Bias in data (scientist) = bias in ML

Because data science is mainly about… data and data scientists, surprisingly 😉

This article is also available on Medium.

The field of machine learning (ML) is an ever-growing trend that aims at creating programs “as intelligent as us humans”. However, the word “intelligence” is, in truth, quite an overstatement – and experts in the domain have admitted that it should not have sticked. To be honest, machine learning allows you to solve very narrow questions pretty well but it does not resemble our human way of thinking. Rather, it is about giving a program the ability to extract patterns from a set of data, in order to approximate a function that can solve the problem at hand.

As I’ve mentioned in previous blog posts about AI, it all relies on this initial set of data (called the “training dataset”). A machine learning algorithm is basically a blank slate, like a small infant that looks at hundreds of examples to learn right from wrong – and to slowly make the connection as to what it means to be right or wrong!

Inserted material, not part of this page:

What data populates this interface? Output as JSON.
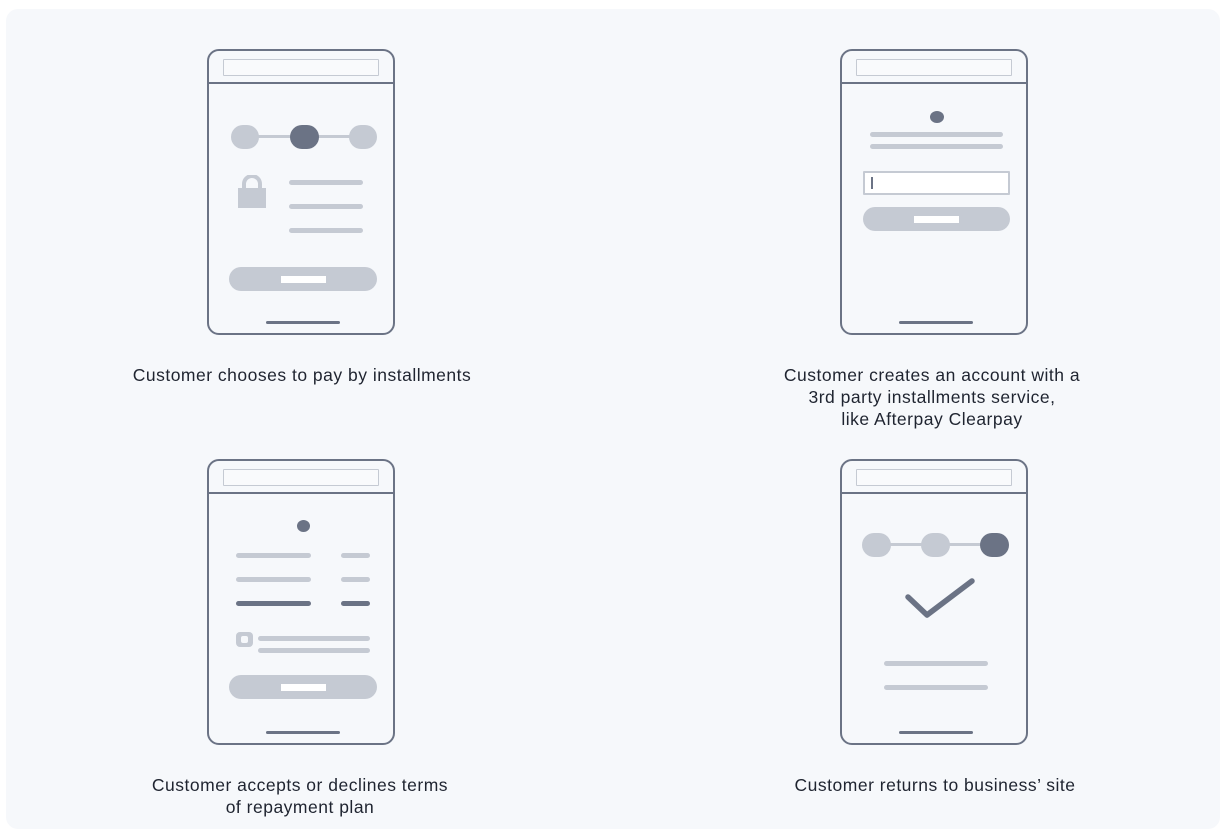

This is the training phase during which the algorithm tweaks its thousands of little knobs to test out millions of combinations: the algorithm searches for the combination that gives the correct answer in as many cases as possible when looking at the training dataset examples. Ultimately, the goal of machine learning is to have a somewhat “able” program that can predict a credible answer for a new example – i.e. an example that is not in the training dataset but in a totally different (and not overlapping) test dataset. The type of answer can be quite different from ML algorithm to algorithm (it can be the price of a house, the type of animal in a picture, the evolution of stock prices…).

Still, this prediction must be considered and used with caution:

  • first: one algorithm always answers the same type of questions. If you train your ML program to distinguish between photos of cats and dogs, it will not be able to predict what weather we’ll have tomorrow. This idea of having one program capable of solving multiple questions is commonly known as artificial general intelligence (AGI) – many researchers believe it can’t be achieved (either at all, or at least before a very long time).
  • second: there is always a degree of confidence for the answer. Since the algorithm has never been told an actual precise rule and had to infer from the initial set of data the most logical patterns, it has no way of asserting with absolute certainty that the prediction is exact. Instead, it needs to provide both the answer and the matching confidence.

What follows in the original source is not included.